2. DNS Leak Prevention
Your WireGuard config should include a DNS line:
[Interface]
DNS = 10.2.0.1
This uses ProtonVPN’s internal DNS. To verify no DNS leaks:
dig @8.8.8.8 whoami.akamai.net +short
The IP should match your VPN exit node.
3. File Permissions Recap
Always:
sudo chmod 600 /etc/wireguard/wg0.conf
Never commit WireGuard configs to git. Never share your private key.
💻 Connecting Your Devices
Now comes the fun part: routing devices through the gateway.
On Your Device (e.g., Smart TV, Gaming Console)
- Open network settings
- Switch from DHCP to Manual/Static IP
- Configure:
- IP Address: Pick an unused IP on your subnet (e.g.,
192.168.1.150) - Subnet Mask: Usually
255.255.255.0 - Gateway: Your Raspberry Pi’s IP (e.g.,
192.168.1.100) - DNS:
1.1.1.1or your Pi’s IP if running a DNS server
- IP Address: Pick an unused IP on your subnet (e.g.,
Save and test by loading a website or checking your IP.
Verifying from the Device
On a device with a browser:
- Visit ifconfig.me
- You should see your VPN exit IP, not your real ISP IP
For devices without browsers (e.g., IoT), check your Pi’s logs:
sudo wg show
# Look for recent handshakes
📈 Performance Notes
WireGuard is fast.

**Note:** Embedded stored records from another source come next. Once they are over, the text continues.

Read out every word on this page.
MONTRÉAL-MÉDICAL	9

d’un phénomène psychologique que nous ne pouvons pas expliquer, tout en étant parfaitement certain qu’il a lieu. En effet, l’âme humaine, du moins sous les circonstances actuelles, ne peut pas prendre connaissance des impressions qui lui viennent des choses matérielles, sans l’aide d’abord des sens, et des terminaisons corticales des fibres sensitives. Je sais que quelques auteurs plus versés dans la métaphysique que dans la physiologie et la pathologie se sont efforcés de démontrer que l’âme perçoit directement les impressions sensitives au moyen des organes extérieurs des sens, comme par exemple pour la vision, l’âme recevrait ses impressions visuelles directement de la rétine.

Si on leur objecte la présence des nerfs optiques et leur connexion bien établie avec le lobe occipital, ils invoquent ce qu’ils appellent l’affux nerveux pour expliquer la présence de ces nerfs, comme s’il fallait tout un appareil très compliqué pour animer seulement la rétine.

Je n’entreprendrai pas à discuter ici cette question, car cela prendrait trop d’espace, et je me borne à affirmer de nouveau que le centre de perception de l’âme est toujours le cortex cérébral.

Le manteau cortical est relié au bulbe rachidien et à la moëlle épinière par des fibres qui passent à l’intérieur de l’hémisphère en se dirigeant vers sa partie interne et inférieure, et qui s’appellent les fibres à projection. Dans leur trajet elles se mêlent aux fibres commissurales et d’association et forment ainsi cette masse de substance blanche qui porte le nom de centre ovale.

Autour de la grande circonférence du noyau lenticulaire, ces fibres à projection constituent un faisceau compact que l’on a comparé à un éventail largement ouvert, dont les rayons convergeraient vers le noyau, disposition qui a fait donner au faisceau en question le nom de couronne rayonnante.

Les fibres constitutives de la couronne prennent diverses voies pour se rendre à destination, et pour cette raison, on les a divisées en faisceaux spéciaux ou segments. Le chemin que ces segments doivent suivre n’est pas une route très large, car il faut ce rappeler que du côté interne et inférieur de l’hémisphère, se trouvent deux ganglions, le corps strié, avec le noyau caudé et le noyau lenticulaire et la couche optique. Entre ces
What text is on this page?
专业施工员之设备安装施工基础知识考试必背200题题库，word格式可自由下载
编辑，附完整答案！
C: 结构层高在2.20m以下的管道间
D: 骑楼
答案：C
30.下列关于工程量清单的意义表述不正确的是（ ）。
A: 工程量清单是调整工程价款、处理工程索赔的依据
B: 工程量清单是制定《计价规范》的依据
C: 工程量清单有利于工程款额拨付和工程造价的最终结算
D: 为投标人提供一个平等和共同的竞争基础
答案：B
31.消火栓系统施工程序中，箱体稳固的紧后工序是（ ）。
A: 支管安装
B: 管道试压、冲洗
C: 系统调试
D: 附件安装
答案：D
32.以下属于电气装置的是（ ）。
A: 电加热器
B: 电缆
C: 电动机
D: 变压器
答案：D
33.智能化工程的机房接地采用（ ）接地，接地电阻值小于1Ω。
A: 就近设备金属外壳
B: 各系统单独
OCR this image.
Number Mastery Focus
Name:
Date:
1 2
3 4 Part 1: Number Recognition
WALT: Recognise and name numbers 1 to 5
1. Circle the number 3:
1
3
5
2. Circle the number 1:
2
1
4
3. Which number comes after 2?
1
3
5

On a Raspberry Pi 4:
- Throughput: ~400 Mbps (compared to ~100 Mbps with OpenVPN)
- CPU usage: ~15% at full load (OpenVPN would max out)
- Latency: Near-native — perfect for gaming
On older Pi models (3B+), expect ~150-200 Mbps. Still excellent for most use cases.
🔧 Troubleshooting
VPN won’t start
Check logs:
sudo journalctl -u wg-quick@wg0 -n 50
Common issues:
- Firewall blocking port 51820
- Incorrect private key in config
- DNS resolution failing
Devices can’t connect
Verify IP forwarding:
cat /proc/sys/net/ipv4/ip_forward
# Should be 1
Check iptables rules:
sudo iptables -t nat -L -v
VPN connected but no internet
Test from the Pi first:
curl ifconfig.me
If the Pi works but devices don’t, the issue is routing/iptables.
🏁 The Takeaway
For the cost of a Raspberry Pi ($50-100 AUD) and a VPN subscription (~$10/month), you get:
- 🔒 Privacy from your ISP and smart device manufacturers
- 🌐 Access to geo-restricted content on any device
- ⚙️ Control over which devices use the VPN
- ⚡ Modern protocol (WireGuard) with excellent performance
My Samsung TV now thinks it’s in Singapore. My IoT devices can’t phone home without going through ProtonVPN. And I have peace of mind.
Worth the afternoon of tinkering. 🔐
📝 Legacy Note: OpenVPN
If you’re still using OpenVPN configs from the 2023 version of this guide, migrate to WireGuard. ProtonVPN is phasing out legacy OpenVPN in 2026.
The old OpenVPN setup worked, but WireGuard is:
- Faster (especially on low-power devices)
- More secure (modern cryptography)
- Easier to debug (simpler codebase)
Migration takes ~15 minutes. Your future self will thank you.